Researchers from the National Institute of Health Data Science at Peking University and the Department of Clinical Epidemiology and Biostatistics at Peking University People's Hospital have conducted a comprehensive systematic review evaluating strategies for addressing missing data in electronic health records (EHRs). Published in Health Data Science, the study highlights the growing importance of machine learning methods over traditional statistical approaches in managing missing data scenarios effectively.
Electronic health records have become a cornerstone in modern healthcare research, enabling analysis across clinical trials, treatment effectiveness studies, and genetic association research. However, missing data remains a persistent challenge, potentially introducing bias and undermining the reliability of findings.
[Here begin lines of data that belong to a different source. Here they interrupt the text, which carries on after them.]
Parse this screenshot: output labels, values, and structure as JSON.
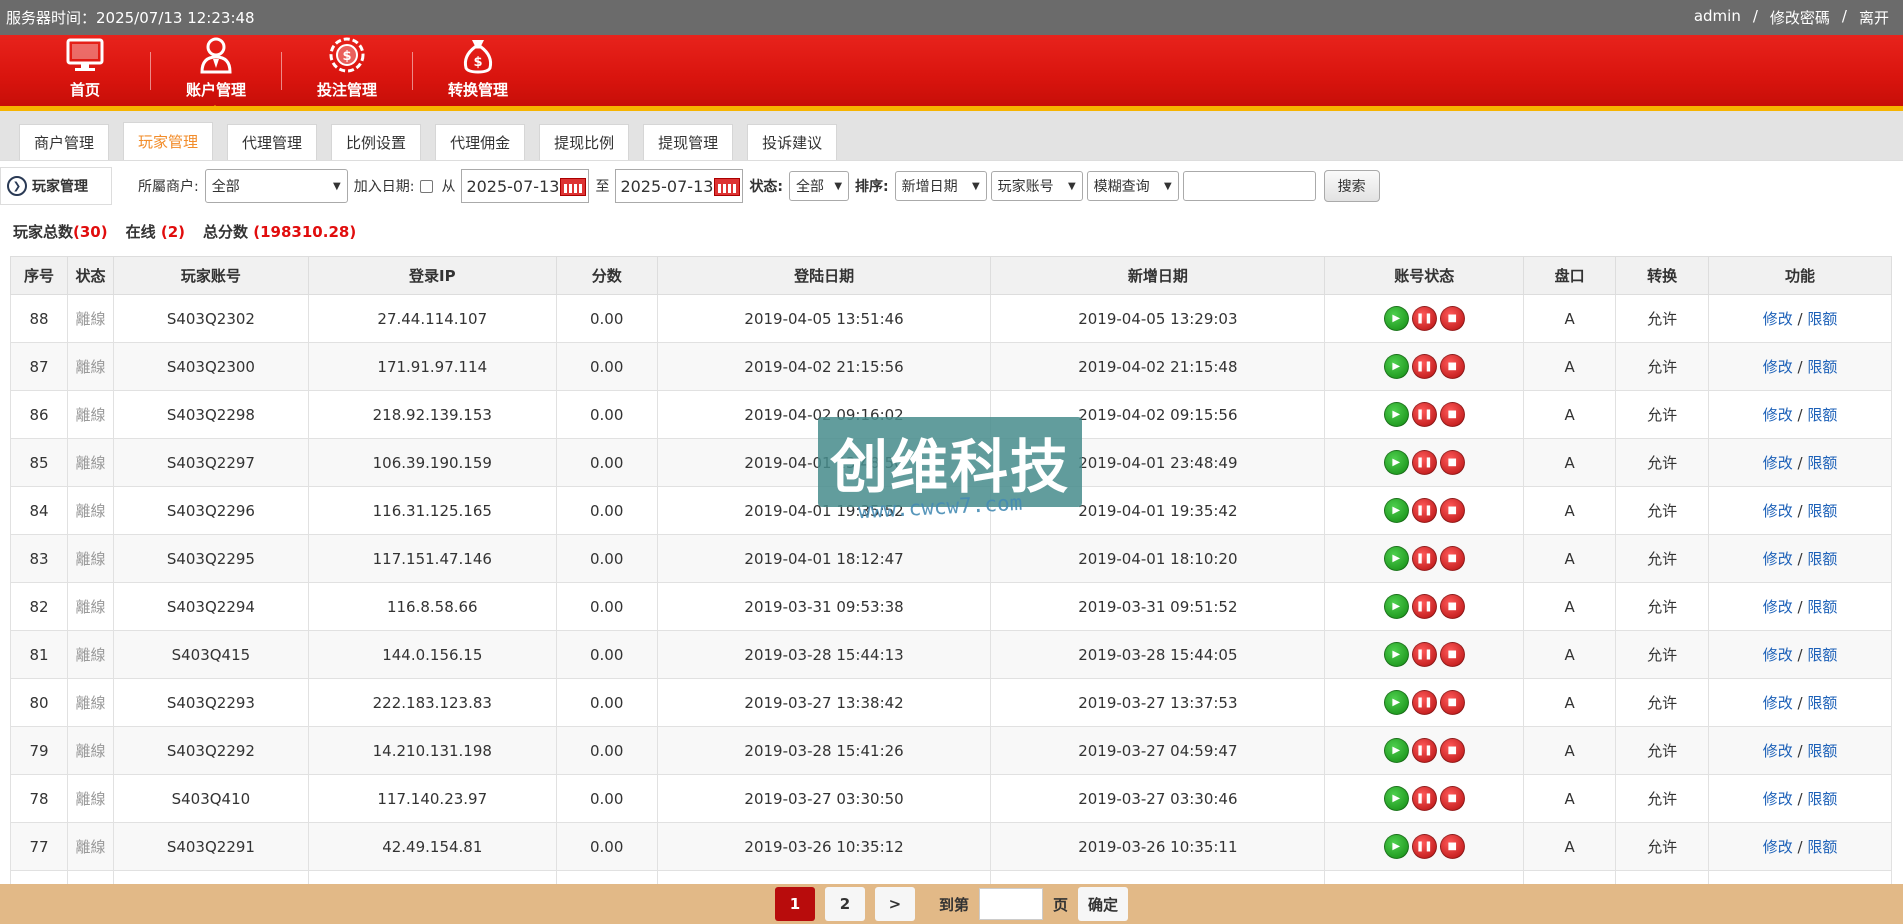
{
  "topbar": {
    "server_time": "服务器时间：2025/07/13 12:23:48",
    "user": "admin",
    "change_password": "修改密碼",
    "logout": "离开"
  },
  "nav": [
    {
      "label": "首页",
      "icon": "monitor-icon"
    },
    {
      "label": "账户管理",
      "icon": "user-icon"
    },
    {
      "label": "投注管理",
      "icon": "chip-icon"
    },
    {
      "label": "转换管理",
      "icon": "money-bag-icon"
    }
  ],
  "subtabs": [
    "商户管理",
    "玩家管理",
    "代理管理",
    "比例设置",
    "代理佣金",
    "提现比例",
    "提现管理",
    "投诉建议"
  ],
  "filter": {
    "module_title": "玩家管理",
    "merchant_label": "所屬商户:",
    "merchant_value": "全部",
    "join_date_label": "加入日期:",
    "from_label": "从",
    "date_from": "2025-07-13",
    "to_label": "至",
    "date_to": "2025-07-13",
    "status_label": "状态:",
    "status_value": "全部",
    "sort_label": "排序:",
    "sort_value": "新增日期",
    "field_value": "玩家账号",
    "match_value": "模糊查询",
    "search_button": "搜索"
  },
  "summary": {
    "total_label": "玩家总数",
    "total_value": "(30)",
    "online_label": "在线",
    "online_value": "(2)",
    "score_label": "总分数",
    "score_value": "(198310.28)"
  },
  "table": {
    "headers": [
      "序号",
      "状态",
      "玩家账号",
      "登录IP",
      "分数",
      "登陆日期",
      "新增日期",
      "账号状态",
      "盘口",
      "转换",
      "功能"
    ],
    "rows": [
      {
        "id": "88",
        "status": "離線",
        "account": "S403Q2302",
        "ip": "27.44.114.107",
        "score": "0.00",
        "login": "2019-04-05 13:51:46",
        "created": "2019-04-05 13:29:03",
        "pan": "A",
        "convert": "允许"
      },
      {
        "id": "87",
        "status": "離線",
        "account": "S403Q2300",
        "ip": "171.91.97.114",
        "score": "0.00",
        "login": "2019-04-02 21:15:56",
        "created": "2019-04-02 21:15:48",
        "pan": "A",
        "convert": "允许"
      },
      {
        "id": "86",
        "status": "離線",
        "account": "S403Q2298",
        "ip": "218.92.139.153",
        "score": "0.00",
        "login": "2019-04-02 09:16:02",
        "created": "2019-04-02 09:15:56",
        "pan": "A",
        "convert": "允许"
      },
      {
        "id": "85",
        "status": "離線",
        "account": "S403Q2297",
        "ip": "106.39.190.159",
        "score": "0.00",
        "login": "2019-04-01 23:48:50",
        "created": "2019-04-01 23:48:49",
        "pan": "A",
        "convert": "允许"
      },
      {
        "id": "84",
        "status": "離線",
        "account": "S403Q2296",
        "ip": "116.31.125.165",
        "score": "0.00",
        "login": "2019-04-01 19:35:52",
        "created": "2019-04-01 19:35:42",
        "pan": "A",
        "convert": "允许"
      },
      {
        "id": "83",
        "status": "離線",
        "account": "S403Q2295",
        "ip": "117.151.47.146",
        "score": "0.00",
        "login": "2019-04-01 18:12:47",
        "created": "2019-04-01 18:10:20",
        "pan": "A",
        "convert": "允许"
      },
      {
        "id": "82",
        "status": "離線",
        "account": "S403Q2294",
        "ip": "116.8.58.66",
        "score": "0.00",
        "login": "2019-03-31 09:53:38",
        "created": "2019-03-31 09:51:52",
        "pan": "A",
        "convert": "允许"
      },
      {
        "id": "81",
        "status": "離線",
        "account": "S403Q415",
        "ip": "144.0.156.15",
        "score": "0.00",
        "login": "2019-03-28 15:44:13",
        "created": "2019-03-28 15:44:05",
        "pan": "A",
        "convert": "允许"
      },
      {
        "id": "80",
        "status": "離線",
        "account": "S403Q2293",
        "ip": "222.183.123.83",
        "score": "0.00",
        "login": "2019-03-27 13:38:42",
        "created": "2019-03-27 13:37:53",
        "pan": "A",
        "convert": "允许"
      },
      {
        "id": "79",
        "status": "離線",
        "account": "S403Q2292",
        "ip": "14.210.131.198",
        "score": "0.00",
        "login": "2019-03-28 15:41:26",
        "created": "2019-03-27 04:59:47",
        "pan": "A",
        "convert": "允许"
      },
      {
        "id": "78",
        "status": "離線",
        "account": "S403Q410",
        "ip": "117.140.23.97",
        "score": "0.00",
        "login": "2019-03-27 03:30:50",
        "created": "2019-03-27 03:30:46",
        "pan": "A",
        "convert": "允许"
      },
      {
        "id": "77",
        "status": "離線",
        "account": "S403Q2291",
        "ip": "42.49.154.81",
        "score": "0.00",
        "login": "2019-03-26 10:35:12",
        "created": "2019-03-26 10:35:11",
        "pan": "A",
        "convert": "允许"
      }
    ],
    "edit_label": "修改",
    "limit_label": "限额"
  },
  "watermark": {
    "text": "创维科技",
    "url": "www.cwcw7.com"
  },
  "pager": {
    "page1": "1",
    "page2": "2",
    "next": ">",
    "goto_label": "到第",
    "page_unit": "页",
    "confirm": "确定"
  }
}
This study reviewed 46 research papers published between 2010 and 2024, systematically comparing the performance of traditional statistical methods, such as Multiple Imputation by Chained Equations (MICE), with modern machine learning approaches like Generative Adversarial Networks (GANs) and k-Nearest Neighbors (KNN).
The findings reveal that machine learning techniques, particularly GAN-based methods and context-aware time-series imputation (CATSI), consistently outperformed traditional statistical approaches in handling both longitudinal and cross-sectional datasets. For longitudinal data, Med.KNN and CATSI showed superior performance, while probabilistic principal component analysis (PCA) and MICE were more effective for cross-sectional datasets.
"Machine learning methods show significant promise for addressing missing data in EHRs," said Dr. Huixin Liu, Associate Professor at Peking University People's Hospital. "However, no single approach offers a universally applicable solution, underscoring the need for standardized benchmarking analyses across diverse datasets and missingness scenarios".
The study also identifies key challenges, including the heterogeneity of EHR datasets, the opacity of machine learning models, and the lack of universal benchmarks for assessing methodology performance. Future research aims to establish a standardized protocol for handling missing EHR data and develop benchmarking datasets for comprehensive evaluation.
"Our ultimate goal is to create a universally accepted protocol for handling missing data in electronic health records, ensuring more reliable and reproducible findings across medical research," added Dr. Shenda Hong, Assistant Professor at the National Institute of Health Data Science at Peking University.
This research marks a significant step toward addressing one of the most pressing challenges in digital healthcare research, offering insights that can help bridge the gap between data scarcity and robust analysis.